If a pattern p occurs frequently in either class of instances in the dataset, we can create positive and negative class subsets based on the presence or absence of this pattern in each of the instances. The entropy of these subsets can then be calculated using the following equations.

$$\begin{aligned} H_{\widehat{P}}= & {} -\Bigg ( \frac{ f_{\widehat{P}} \times N_{\widehat{P}} }{ f_{\widehat{P}} \times N_{\widehat{P}} + f_{\widehat{N}} \times N_{\widehat{N}} } \times \mathrm{log}_2 \frac{ f_{\widehat{P}} \times N_{\widehat{P}} }{ f_{\widehat{P}} \times N_{\widehat{P}} + f_{\widehat{N}} \times N_{\widehat{N}} } \Bigg )\\&-\Bigg ( \frac{ f_{\widehat{N}} \times N_{\widehat{N}} }{ f_{\widehat{P}} \times N_{\widehat{P}} + f_{\widehat{N}} \times N_{\widehat{N}} } \times \mathrm{log}_2 \frac{ f_{\widehat{N}} \times N_{\widehat{N}} }{ f_{\widehat{P}} \times N_{\widehat{P}} + f_{\widehat{N}} \times N_{\widehat{N}} } \Bigg ) \\ H_{\widehat{N}}= & {} -\Bigg ( \frac{ (1-f_{\widehat{P}}) \times N_{\widehat{P}} }{ (1-f_{\widehat{P}}) \times N_{\widehat{P}} + (1-f_{\widehat{N}}) \times N_{\widehat{N}} } \times \mathrm{log}_2 \frac{ (1-f_{\widehat{P}}) \times N_{\widehat{P}} }{ (1-f_{\widehat{P}}) \times N_{\widehat{P}} + (1-f_{\widehat{N}}) \times N_{\widehat{N}} }\Bigg )\\&-\Bigg ( \frac{ (1-f_{\widehat{N}}) \times N_{\widehat{N}} }{ (1-f_{\widehat{P}}) \times N_{\widehat{P}} + (1-f_{\widehat{N}}) \times N_{\widehat{N}} } \times \mathrm{log}_2 \frac{ (1-f_{\widehat{N}}) \times N_{\widehat{N}} }{ (1-f_{\widehat{p}}) \times N_{\widehat{P}} + (1-f_{\widehat{N}}) \times N_{\widehat{N}} } \Bigg ) \end{aligned}$$

Using the entropy values of the source dataset and the positive and negative subsets, we can calculate the information gain value using the following formula.

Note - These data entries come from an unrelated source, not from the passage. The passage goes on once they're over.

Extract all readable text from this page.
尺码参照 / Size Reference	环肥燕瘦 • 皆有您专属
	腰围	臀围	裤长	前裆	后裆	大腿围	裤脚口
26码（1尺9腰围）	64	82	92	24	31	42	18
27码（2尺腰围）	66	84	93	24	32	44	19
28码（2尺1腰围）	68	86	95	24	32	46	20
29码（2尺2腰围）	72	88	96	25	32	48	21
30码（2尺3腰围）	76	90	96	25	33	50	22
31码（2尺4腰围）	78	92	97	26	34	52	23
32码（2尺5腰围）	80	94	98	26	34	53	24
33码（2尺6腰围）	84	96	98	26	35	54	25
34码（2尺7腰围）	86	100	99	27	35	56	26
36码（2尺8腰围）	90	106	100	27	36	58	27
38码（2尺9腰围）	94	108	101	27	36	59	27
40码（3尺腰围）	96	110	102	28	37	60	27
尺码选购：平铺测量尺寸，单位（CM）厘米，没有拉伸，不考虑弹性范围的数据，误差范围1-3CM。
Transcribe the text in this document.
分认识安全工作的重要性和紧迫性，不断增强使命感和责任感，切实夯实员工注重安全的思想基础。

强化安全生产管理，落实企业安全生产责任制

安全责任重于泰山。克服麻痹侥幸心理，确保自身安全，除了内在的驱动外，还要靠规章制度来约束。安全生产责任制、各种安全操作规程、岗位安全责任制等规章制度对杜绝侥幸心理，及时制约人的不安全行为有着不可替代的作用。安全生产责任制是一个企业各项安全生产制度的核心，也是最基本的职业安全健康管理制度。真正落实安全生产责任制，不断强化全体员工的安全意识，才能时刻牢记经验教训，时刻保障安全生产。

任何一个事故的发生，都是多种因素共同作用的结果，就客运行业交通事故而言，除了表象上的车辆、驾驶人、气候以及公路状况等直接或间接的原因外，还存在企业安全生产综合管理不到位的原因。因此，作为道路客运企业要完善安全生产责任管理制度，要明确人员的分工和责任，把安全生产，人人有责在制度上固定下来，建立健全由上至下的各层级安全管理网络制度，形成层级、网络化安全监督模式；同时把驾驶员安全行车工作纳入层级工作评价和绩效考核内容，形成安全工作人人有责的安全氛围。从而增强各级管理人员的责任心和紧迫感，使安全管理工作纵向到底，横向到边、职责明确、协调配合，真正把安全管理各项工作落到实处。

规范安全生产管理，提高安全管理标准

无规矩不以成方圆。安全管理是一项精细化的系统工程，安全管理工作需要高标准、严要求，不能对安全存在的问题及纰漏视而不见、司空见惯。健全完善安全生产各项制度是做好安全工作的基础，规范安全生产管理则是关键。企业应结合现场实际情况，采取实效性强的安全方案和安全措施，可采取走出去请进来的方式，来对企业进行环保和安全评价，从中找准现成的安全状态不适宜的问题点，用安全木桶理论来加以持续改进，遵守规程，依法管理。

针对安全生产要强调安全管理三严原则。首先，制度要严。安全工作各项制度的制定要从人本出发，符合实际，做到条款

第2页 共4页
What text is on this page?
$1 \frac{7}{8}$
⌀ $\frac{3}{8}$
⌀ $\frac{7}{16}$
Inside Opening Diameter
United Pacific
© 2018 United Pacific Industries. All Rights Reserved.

$$\begin{aligned} IG = H - \Bigg ( \frac{f_{\widehat{P}} \times N_{\widehat{P}} + f_{\widehat{N}} \times N_{\widehat{N}}}{N_{\widehat{P}}+N_{\widehat{N}}} \times H_{\widehat{P}} + \frac{(1-f_{\widehat{P}}) \times N_{\widehat{P}} + (1-f_{\widehat{N}}) \times N_{\widehat{N}}}{N_{\widehat{P}}+N_{\widehat{N}}} \times H_{\widehat{N}} \Bigg ) \end{aligned}$$

If the frequent pattern effectively distinguishes between the two classes, the positive and negative class subsets will have very few or no instances of the other class resulting in a smaller value of entropy for the two subsets. This in turn will cause a higher information gain value indicating that the pattern is a good candidate for distinguishing between the two classes of instances. If, however, the converse is true, then the pattern is not a good candidate. This way the candidates can be selected on the basis of their discriminative power.